A glass of wine with dinner is not alcohol consumption, (for everybody but folks like Moebius, of course). A glass of wine with dinner is food. I'm not sure on the precise theology here, but I suspect even Mormons can have a glass of wine with dinner. Otherwise, the whole religion would seem kinda silly, no? What would be next? No coffee?

And given my own experience, and the experience of those who I grew up with, I have certain doubts of the validity of the whole Ashkenazi Alcohol Tolerance thing. I've always assumed it's a cultural, not biological, phenomenon, though I have no zero scientific evidence to back me up, only a multitude of anecdotes.

But if one does feel that one is subject to the whole Ashkenazi Alcohol Tolerance thing, what's the excuse for never even trying Ashkenazi single malt scotch - aka heroin?

Phoebe said...

Ashkenazi alcohol tolerance, who can say? Well, scientists have looked into it. My impression growing up was that 'Jews don't drink' referred to something cultural, and that had already disappeared with my generation. I mean, who knows. When Mark Bittman announced that Jews are lactose intolerant, I was kind of surprised, given that I'm not sure I've ever met a Jew who was lactose intolerant. But anectata=/= data, so I'll just enjoy my lactose tolerance. As for alcohol, I know that I'm capable of tolerating it (unlike Moebius), but wouldn't discount the possibility of a genetic component in the fact that I can give or take the stuff. Not sure what the genetic component is of my need for Italian food all the time.

Petey said...

"When Mark Bittman announced that Jews are lactose intolerant, I was kind of surprised, given that I'm not sure I've ever met a Jew who was lactose intolerant."

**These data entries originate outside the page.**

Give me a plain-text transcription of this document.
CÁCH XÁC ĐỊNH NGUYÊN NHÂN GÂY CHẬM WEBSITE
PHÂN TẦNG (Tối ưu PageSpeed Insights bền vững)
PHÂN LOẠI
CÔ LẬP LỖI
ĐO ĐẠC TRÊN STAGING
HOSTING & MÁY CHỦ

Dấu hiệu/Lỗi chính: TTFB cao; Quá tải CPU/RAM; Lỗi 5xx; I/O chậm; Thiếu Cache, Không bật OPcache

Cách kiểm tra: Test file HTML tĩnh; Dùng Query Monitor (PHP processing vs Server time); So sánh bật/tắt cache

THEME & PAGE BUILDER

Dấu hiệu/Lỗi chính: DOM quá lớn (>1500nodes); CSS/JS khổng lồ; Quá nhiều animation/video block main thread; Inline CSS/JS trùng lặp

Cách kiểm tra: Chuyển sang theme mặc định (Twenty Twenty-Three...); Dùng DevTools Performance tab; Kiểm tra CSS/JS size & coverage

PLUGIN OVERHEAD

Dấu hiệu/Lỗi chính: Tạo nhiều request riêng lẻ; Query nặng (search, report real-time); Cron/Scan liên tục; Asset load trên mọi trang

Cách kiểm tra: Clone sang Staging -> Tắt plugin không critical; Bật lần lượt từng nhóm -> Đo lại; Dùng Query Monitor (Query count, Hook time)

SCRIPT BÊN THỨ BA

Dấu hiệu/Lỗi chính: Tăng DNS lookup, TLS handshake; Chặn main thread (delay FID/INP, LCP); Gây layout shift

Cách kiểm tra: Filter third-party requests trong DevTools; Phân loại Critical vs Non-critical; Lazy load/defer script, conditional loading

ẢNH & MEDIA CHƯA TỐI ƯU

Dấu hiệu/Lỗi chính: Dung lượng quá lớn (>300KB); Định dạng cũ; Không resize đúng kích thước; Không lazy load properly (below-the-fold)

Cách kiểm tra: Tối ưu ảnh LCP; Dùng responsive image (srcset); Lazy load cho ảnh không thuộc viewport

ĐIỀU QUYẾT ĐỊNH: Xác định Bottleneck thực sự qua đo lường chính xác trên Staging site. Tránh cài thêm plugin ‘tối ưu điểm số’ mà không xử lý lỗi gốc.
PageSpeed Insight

Bittman is just a vaguely entertaining clown, which is why I'm always sorta taken aback when you routinely group him with Pollan, who's actually kinda wise.

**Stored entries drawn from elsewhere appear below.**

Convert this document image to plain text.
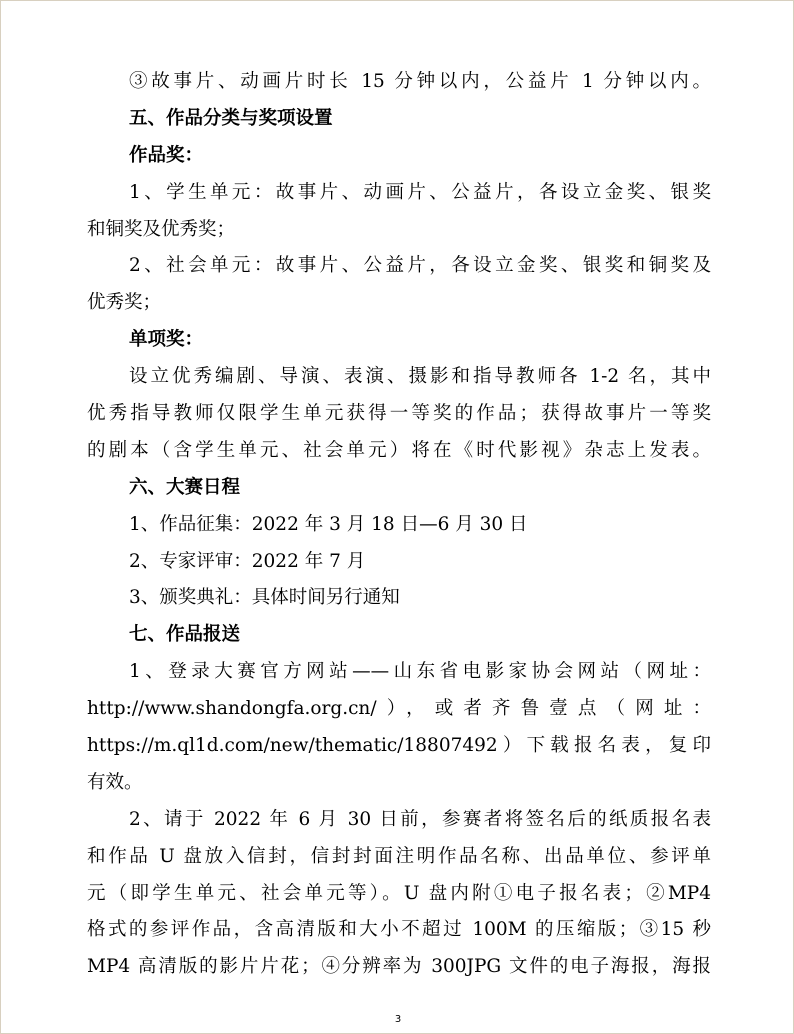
③故事片、动画片时长 15 分钟以内，公益片 1 分钟以内。
五、作品分类与奖项设置
作品奖：
1、学生单元：故事片、动画片、公益片，各设立金奖、银奖
和铜奖及优秀奖；
2、社会单元：故事片、公益片，各设立金奖、银奖和铜奖及
优秀奖；
单项奖：
设立优秀编剧、导演、表演、摄影和指导教师各 1-2 名，其中
优秀指导教师仅限学生单元获得一等奖的作品；获得故事片一等奖
的剧本（含学生单元、社会单元）将在《时代影视》杂志上发表。
六、大赛日程
1、作品征集：2022 年 3 月 18 日—6 月 30 日
2、专家评审：2022 年 7 月
3、颁奖典礼：具体时间另行通知
七、作品报送
1、登录大赛官方网站——山东省电影家协会网站（网址：
http://www.shandongfa.org.cn/），或者齐鲁壹点（网址：
https://m.ql1d.com/new/thematic/18807492）下载报名表，复印
有效。
2、请于 2022 年 6 月 30 日前，参赛者将签名后的纸质报名表
和作品 U 盘放入信封，信封封面注明作品名称、出品单位、参评单
元（即学生单元、社会单元等）。U 盘内附①电子报名表；②MP4
格式的参评作品，含高清版和大小不超过 100M 的压缩版；③15 秒
MP4 高清版的影片片花；④分辨率为 300JPG 文件的电子海报，海报
3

"Not sure what the genetic component is of my need for Italian food all the time."

Askenazis are really smart. And Italian food is quite objectively the bestest stuff in the whole wide world. So you can do the math on how the genetics function here...

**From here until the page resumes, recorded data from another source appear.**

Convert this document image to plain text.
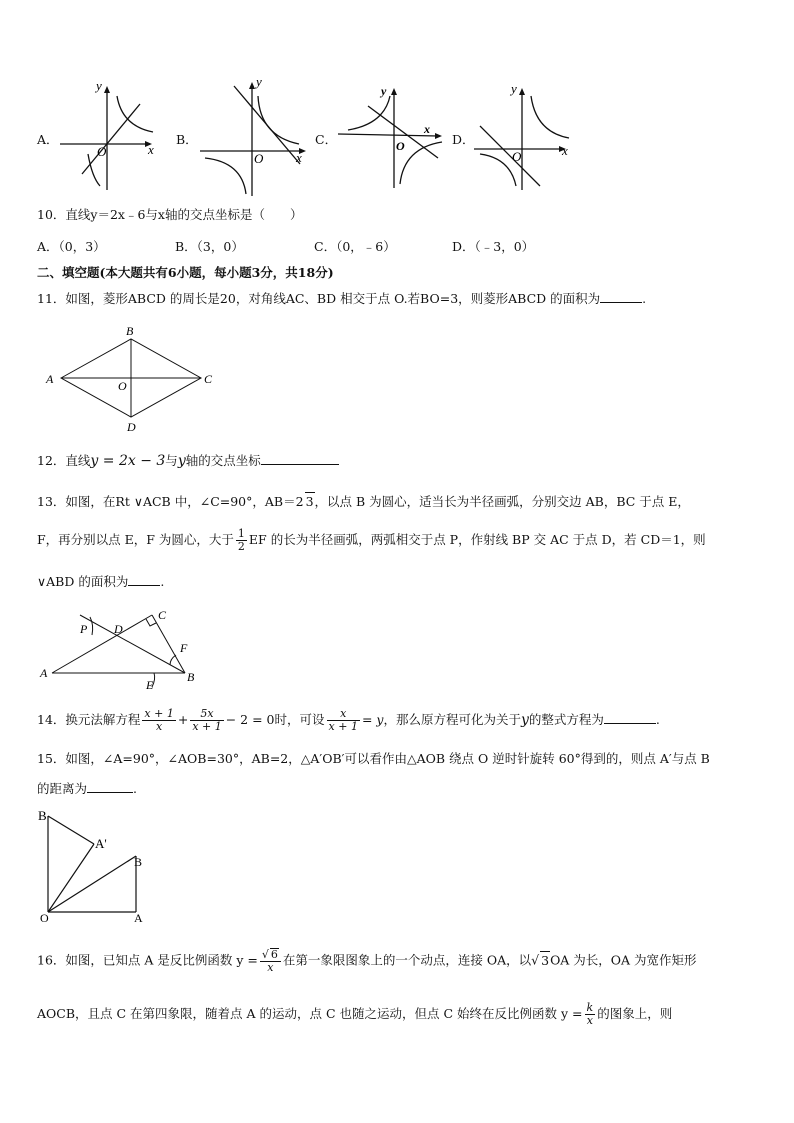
A．
y
x
O
B．
y
x
O
C．
y
x
O	D．
y
x
O
10．直线y＝2x﹣6与x轴的交点坐标是（　　）
A．（0，3）	B．（3，0）	C．（0，﹣6）	D．（﹣3，0）
二、填空题(本大题共有6小题，每小题3分，共18分)
11．如图，菱形ABCD 的周长是20，对角线AC、BD 相交于点 O.若BO=3，则菱形ABCD 的面积为	.
B
A	C
D
O
12．直线y = 2x − 3与y轴的交点坐标
13．如图，在Rt ∨ACB 中，∠C=90°，AB＝2 3，以点 B 为圆心，适当长为半径画弧，分别交边 AB，BC 于点 E，
F，再分别以点 E，F 为圆心，大于 $\frac{1}{2}$ EF 的长为半径画弧，两弧相交于点 P，作射线 BP 交 AC 于点 D，若 CD＝1，则
∨ABD 的面积为	.
A	B
C
D
E
F
P
14．换元法解方程 $\frac{x + 1}{x} + \frac{5x}{x + 1} - 2 = 0$时，可设 $\frac{x}{x + 1} = y$，那么原方程可化为关于y的整式方程为	.
15．如图，∠A=90°，∠AOB=30°，AB=2，△A′OB′可以看作由△AOB 绕点 O 逆时针旋转 60°得到的，则点 A′与点 B
的距离为	.
B
A'
B
O	A
16．如图，已知点 A 是反比例函数 $y = \frac{√ 6}{x}$ 在第一象限图象上的一个动点，连接 OA，以√ 3OA 为长，OA 为宽作矩形
AOCB，且点 C 在第四象限，随着点 A 的运动，点 C 也随之运动，但点 C 始终在反比例函数 $y = \frac{k}{x}$ 的图象上，则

(The Japanese food routinely served up in Japan is probably superior, but it doesn't travel as well outside its local ecosystem as Italian.)

-----

That Ashkenazi genetics link was most interesting to me in confirming my long-held tentative hypothesis that Ashkenazis are about a 50/50 Euro admixture. I've always enjoyed playing the Russian? Ukrainian? Polish? German? game with purebred folks I meet, and humored myself that my guess results were good enough to indicate significant admixture.

Autumn Whitefield-Madrano said...

If the place knows what they're doing (which, if they're making multiple beer ice creams, I'm guessing they do), the way they make the base is to boil down a large quantity of the beer in question to a very small quantity, in order to make it super-concentrated so you can add more of it in order to get a noticeable flavor without adding so much water-and-alcohol mix as to make the ice cream either A) too icy, or B) unable to freeze properly. You're reducing it for so long that the alcohol really does cook off--we're talking reducing it down to something like 1/8 of its original volume, which can take an hour. So if you're reducing a 12 oz. bottle of beer, not only are you boiling off 75% of the alcohol contained (according to the chart linked to above), you're getting a 75% reduced alcohol content on 1.5 oz of beer. Basically, you're getting more booze from residual mouthwash. To judge is preposterous.

(And virtually all desserts have "alcohol" in them. Vanilla extract has an alcohol base, and it's used in most things.)

/formerpastrychefdiatribe

Phoebe said...

Autumn,

We have a winner! (And all this time, I've been making "alcoholic" muffins, brownies, etc.)